In 1964, however, the country opened its arms to 20,000 spectators, 6,348 foreign athletes, 1,500 officials, 2,000 journalists and some 400 pickpockets, according to Interpol.
To prepare for the influx, Tokyo increased its hotel capacity by half, building a dozen new hotels, including four five-star establishments.
In keeping with the “just in time” industrial philosophy that the Japanese would later export to the world, the construction of the 36 major Olympic sites was finished a week before the opening ceremony.
They included the Nippon Budokan, built to host the judo competition — the national sport making its first appearance at the Olympics.
The curved roof of the octagonal building, which stands near the Imperial Palace, was meant to resemble Mount Fuji, the country’s most iconic landmark.
Among other emblematic sites built for the occasion were the Yoyogi National Gymnasium by the Japanese architect Kenzo Tange, who would go on to win the Pritzker Prize, architecture’s Nobel.
In a poignant symbolic nod to post-war Japan’s pacifist credo, the last carrier of the Olympic torch was Yoshinori Sakai, an athlete born on August 6, 1945, the day the atomic bomb was dropped on Hiroshima.
Beyond pure sport, the 1964 Olympics were a chance for the Japanese to show off their technological know-how via television.
The opening and closing ceremonies and several competitions were shown in colour, with events transmitted by satellite directly to the United States, and recorded for Europe.

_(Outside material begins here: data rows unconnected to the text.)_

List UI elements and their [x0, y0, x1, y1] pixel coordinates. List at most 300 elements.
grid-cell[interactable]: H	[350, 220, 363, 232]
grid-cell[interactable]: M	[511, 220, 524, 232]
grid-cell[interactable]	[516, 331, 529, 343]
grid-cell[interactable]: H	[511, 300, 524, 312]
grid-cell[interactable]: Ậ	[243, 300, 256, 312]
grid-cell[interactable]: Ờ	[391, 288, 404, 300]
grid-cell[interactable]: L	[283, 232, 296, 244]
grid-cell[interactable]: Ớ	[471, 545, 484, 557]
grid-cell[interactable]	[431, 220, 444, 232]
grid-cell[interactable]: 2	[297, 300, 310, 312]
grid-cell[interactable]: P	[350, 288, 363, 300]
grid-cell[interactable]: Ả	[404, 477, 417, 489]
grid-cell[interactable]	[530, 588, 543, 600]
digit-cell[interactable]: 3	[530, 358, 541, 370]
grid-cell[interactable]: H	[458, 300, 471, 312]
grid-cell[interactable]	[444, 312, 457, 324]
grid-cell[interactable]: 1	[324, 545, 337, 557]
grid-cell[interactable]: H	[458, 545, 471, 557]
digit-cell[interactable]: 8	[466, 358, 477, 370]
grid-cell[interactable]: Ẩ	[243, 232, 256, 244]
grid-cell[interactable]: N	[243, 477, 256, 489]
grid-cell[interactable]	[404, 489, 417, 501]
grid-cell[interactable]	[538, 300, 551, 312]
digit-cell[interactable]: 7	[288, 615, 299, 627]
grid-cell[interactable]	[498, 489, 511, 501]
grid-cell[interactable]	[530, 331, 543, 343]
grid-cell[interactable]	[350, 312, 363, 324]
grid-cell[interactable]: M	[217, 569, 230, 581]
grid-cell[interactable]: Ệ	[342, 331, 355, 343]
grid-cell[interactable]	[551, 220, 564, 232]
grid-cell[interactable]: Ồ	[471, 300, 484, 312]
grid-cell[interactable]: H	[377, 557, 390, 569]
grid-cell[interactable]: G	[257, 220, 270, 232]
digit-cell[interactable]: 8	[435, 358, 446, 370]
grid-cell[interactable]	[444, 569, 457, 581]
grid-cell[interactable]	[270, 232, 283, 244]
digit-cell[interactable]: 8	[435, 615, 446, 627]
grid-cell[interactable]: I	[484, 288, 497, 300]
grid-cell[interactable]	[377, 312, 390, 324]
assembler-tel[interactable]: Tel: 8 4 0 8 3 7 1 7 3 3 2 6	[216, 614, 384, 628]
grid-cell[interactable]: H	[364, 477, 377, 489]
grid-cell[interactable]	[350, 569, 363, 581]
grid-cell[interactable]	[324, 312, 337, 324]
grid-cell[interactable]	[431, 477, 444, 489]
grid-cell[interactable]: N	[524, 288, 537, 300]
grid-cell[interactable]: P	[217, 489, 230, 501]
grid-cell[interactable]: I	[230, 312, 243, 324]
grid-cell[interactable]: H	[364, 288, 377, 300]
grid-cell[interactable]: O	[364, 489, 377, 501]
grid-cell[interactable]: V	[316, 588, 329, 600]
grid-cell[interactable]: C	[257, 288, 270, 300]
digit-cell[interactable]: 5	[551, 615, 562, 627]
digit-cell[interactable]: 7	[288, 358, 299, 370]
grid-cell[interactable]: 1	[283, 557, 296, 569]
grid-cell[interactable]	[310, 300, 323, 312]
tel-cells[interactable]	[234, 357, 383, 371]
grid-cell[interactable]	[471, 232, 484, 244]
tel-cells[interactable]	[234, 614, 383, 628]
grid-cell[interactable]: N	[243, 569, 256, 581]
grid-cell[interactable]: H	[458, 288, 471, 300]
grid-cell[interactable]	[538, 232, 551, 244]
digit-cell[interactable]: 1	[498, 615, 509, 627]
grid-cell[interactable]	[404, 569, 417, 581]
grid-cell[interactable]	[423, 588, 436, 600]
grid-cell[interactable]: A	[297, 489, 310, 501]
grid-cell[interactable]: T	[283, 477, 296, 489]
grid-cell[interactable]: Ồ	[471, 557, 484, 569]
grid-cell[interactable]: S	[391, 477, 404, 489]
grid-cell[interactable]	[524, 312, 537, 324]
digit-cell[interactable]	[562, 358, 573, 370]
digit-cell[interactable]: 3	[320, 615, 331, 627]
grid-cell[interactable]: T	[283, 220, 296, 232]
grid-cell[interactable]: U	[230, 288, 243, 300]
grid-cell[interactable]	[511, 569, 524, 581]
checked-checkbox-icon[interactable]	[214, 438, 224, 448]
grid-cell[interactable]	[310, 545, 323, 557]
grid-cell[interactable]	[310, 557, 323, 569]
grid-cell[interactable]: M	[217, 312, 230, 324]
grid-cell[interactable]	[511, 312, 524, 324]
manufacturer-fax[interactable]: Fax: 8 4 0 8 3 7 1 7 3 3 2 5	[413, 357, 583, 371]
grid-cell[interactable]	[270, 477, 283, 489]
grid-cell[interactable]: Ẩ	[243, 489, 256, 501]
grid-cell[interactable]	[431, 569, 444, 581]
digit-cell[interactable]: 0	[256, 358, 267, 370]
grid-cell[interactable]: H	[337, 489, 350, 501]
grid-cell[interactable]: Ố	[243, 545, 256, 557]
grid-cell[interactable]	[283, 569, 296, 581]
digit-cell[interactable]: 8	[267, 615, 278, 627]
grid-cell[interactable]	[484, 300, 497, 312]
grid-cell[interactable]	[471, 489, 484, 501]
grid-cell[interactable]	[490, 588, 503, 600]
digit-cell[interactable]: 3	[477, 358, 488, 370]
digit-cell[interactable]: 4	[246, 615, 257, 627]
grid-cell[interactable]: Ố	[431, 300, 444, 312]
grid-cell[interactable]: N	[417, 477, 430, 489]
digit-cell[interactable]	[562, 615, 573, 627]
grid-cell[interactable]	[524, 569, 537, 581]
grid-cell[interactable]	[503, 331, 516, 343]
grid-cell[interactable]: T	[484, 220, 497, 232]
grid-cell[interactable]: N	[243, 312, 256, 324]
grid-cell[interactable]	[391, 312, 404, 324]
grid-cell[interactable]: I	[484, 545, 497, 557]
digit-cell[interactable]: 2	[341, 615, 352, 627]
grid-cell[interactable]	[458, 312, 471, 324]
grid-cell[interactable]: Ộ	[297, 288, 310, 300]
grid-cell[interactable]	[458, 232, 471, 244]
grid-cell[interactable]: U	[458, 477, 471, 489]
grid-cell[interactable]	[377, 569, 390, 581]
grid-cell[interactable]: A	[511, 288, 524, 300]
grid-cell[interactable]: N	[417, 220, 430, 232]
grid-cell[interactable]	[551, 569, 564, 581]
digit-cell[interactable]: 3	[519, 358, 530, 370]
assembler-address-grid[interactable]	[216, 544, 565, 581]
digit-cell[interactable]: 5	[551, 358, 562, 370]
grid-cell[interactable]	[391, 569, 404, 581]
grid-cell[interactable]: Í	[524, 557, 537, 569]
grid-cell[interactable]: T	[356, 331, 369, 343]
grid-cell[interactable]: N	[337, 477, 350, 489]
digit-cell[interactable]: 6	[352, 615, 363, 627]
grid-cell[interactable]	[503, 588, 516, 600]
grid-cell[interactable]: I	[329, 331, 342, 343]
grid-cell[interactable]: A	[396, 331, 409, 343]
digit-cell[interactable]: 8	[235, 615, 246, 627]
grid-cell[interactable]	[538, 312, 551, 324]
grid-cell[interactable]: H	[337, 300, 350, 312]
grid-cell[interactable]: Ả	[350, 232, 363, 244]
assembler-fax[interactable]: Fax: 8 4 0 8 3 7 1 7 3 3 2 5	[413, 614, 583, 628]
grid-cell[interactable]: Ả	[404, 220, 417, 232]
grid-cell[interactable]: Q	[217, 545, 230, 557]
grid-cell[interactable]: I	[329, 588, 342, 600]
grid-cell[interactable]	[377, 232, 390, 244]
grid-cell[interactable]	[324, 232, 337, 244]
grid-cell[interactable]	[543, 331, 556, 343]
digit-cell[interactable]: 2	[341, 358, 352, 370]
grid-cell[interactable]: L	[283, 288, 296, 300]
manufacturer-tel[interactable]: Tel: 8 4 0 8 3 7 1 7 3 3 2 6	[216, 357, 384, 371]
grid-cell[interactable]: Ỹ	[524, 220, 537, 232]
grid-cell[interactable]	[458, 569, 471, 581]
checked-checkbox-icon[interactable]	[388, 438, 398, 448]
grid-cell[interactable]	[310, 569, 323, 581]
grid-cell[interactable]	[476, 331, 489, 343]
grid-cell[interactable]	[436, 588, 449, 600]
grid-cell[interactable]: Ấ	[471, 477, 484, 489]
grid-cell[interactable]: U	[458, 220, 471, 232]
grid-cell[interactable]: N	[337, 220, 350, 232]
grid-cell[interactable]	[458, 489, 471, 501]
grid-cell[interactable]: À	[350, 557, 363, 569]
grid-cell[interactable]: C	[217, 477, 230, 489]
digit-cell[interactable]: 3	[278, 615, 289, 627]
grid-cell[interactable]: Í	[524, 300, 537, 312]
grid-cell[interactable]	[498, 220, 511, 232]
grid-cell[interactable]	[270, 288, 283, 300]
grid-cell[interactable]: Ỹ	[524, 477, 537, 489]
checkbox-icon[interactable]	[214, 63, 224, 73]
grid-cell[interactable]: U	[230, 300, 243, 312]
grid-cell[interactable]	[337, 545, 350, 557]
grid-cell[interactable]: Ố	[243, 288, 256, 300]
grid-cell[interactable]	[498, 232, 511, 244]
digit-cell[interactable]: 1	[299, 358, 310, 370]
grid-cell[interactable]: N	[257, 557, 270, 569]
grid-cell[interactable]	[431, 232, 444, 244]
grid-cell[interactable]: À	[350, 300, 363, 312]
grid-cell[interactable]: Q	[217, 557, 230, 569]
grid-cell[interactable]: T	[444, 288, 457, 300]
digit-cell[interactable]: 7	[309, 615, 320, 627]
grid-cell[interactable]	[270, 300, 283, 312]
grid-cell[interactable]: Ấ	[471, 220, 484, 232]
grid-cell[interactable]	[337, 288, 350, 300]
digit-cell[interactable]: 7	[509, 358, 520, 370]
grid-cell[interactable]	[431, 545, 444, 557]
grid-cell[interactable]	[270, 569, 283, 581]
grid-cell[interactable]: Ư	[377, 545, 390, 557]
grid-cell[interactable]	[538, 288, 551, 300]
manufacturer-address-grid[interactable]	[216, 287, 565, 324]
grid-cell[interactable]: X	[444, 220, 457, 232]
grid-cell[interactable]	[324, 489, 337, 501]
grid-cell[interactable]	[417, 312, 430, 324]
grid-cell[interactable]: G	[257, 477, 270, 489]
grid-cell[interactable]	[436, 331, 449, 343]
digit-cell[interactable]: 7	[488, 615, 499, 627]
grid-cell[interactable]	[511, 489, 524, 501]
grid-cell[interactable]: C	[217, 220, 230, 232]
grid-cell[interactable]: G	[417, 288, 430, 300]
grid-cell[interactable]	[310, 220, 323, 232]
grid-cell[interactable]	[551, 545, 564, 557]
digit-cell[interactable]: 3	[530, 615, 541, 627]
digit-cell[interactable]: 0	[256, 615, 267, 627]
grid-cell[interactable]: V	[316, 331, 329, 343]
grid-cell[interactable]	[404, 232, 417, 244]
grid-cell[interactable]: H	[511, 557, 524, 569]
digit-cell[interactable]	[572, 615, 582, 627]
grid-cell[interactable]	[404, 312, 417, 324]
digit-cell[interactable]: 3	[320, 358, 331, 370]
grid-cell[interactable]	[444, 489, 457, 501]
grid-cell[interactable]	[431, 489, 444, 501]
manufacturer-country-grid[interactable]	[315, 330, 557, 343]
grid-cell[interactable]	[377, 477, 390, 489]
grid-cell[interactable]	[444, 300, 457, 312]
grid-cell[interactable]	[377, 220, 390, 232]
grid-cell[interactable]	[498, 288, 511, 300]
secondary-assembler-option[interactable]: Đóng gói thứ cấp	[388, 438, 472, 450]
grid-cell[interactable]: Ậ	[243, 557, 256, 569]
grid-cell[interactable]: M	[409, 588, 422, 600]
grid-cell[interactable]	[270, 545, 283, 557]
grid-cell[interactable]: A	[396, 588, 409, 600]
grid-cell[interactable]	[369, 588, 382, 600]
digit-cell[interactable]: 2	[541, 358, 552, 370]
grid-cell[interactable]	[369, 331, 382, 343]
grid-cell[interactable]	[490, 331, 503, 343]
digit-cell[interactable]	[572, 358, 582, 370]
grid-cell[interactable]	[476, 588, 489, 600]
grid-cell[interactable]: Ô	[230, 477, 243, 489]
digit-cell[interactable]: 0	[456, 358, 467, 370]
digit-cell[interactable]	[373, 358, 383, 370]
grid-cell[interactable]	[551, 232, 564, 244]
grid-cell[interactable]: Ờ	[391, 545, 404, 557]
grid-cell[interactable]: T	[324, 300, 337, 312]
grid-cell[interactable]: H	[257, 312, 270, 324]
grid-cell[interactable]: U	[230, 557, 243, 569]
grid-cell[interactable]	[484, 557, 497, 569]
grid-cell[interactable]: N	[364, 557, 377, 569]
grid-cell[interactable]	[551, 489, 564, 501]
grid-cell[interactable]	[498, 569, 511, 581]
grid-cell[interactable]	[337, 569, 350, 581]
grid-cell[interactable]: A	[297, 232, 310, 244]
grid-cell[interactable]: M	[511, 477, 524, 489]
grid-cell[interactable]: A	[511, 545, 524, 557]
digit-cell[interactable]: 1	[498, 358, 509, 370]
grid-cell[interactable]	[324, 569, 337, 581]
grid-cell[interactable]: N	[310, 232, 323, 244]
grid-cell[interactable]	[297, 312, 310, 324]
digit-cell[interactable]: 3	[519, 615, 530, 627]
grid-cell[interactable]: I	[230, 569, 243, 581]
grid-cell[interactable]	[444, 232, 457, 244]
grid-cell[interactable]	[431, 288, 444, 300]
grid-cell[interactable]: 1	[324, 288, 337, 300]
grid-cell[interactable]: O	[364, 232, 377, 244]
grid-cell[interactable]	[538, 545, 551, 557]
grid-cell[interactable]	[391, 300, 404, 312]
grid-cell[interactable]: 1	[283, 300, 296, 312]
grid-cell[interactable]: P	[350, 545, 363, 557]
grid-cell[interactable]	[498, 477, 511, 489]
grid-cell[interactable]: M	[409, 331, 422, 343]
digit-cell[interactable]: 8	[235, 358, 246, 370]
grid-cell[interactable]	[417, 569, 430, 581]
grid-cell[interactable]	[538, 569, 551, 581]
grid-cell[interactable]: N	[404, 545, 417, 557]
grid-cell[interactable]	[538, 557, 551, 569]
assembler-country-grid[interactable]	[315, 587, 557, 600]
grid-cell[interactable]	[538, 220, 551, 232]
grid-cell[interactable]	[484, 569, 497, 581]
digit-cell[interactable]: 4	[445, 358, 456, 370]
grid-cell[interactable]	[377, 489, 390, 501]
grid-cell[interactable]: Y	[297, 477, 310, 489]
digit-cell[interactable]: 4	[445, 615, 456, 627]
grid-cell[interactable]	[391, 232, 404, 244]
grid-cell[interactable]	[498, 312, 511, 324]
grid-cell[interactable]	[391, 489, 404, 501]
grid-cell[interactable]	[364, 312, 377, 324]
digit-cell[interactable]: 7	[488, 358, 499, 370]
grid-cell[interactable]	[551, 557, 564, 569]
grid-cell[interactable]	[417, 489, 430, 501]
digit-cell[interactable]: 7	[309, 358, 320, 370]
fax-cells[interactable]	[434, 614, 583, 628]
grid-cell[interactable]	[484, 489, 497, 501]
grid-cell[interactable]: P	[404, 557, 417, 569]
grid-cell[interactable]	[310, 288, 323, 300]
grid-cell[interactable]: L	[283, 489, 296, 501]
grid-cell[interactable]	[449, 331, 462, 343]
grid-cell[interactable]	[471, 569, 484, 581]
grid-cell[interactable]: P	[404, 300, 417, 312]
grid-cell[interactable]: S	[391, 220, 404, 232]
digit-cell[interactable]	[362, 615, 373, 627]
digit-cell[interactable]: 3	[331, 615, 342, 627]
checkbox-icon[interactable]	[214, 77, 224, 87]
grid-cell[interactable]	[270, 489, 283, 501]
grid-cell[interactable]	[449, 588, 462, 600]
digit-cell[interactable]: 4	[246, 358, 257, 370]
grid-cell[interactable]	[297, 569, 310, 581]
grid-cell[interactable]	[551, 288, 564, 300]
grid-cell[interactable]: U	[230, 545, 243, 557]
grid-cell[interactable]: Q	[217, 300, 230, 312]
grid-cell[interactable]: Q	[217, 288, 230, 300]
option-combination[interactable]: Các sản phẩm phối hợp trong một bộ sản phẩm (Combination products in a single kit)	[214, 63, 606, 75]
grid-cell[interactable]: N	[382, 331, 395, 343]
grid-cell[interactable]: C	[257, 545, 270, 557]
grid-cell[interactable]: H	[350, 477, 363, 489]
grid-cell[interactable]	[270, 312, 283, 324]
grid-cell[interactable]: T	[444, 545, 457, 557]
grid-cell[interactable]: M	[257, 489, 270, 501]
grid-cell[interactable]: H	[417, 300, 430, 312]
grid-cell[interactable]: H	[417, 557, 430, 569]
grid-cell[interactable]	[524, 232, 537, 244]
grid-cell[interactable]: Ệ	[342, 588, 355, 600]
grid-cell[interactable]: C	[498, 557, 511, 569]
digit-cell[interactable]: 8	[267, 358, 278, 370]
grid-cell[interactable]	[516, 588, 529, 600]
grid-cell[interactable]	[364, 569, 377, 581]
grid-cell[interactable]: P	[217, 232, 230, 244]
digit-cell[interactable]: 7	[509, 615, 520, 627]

Slow motion was also widely used for the first time, with ingenious new microphones cutting out background noise and the marathon broadcast live.
Nine days before the Games opened, Emperor Hirohito inaugurated Japan’s first shinkansen train line, which had been under construction for five and a half years.
The world’s fastest, it linked Tokyo and Osaka at speeds of up to 210 kilometres (130 miles) an hour and was heralded as the beginning of the “bullet train” era.
Tokyo, the biggest city in the world at the time with 10.6 million inhabitants, was completely rebuilt for the Games.
It was given a vast new road network, often raised or underground, passing under factories and new apartment blocks which had replaced old wooden village houses, AFP explained on October 9, the eve of the opening ceremony.
New metro lines were built, along with a 27-kilometre-long (17-mile) motorway linking the Olympic village and the Haneda airport via the neighbourhood of Ginza.
“It is the first time a country has made such an effort to organise an Olympics,” AFP wrote.
“For a year now the face of Tokyo has been completely changed.”
But while the country bathed in the reflected glory, on the sporting side it suffered a shocking humiliation when its judo champion Akio Kaminaga lost to Dutchman Anton Geesink.
Even so, Japan came third in the medals table behind the mighty Americans and Soviets.
Ethiopia’s Abebe Bikila also entered the record books as the first athlete ever to win two Olympic marathons.
The Games also saw the third gold in a row for Australian swimmer Dawn Fraser in the 100 metres freestyle and three gold medals for the Czechoslovak gymnast Vera Caslavska.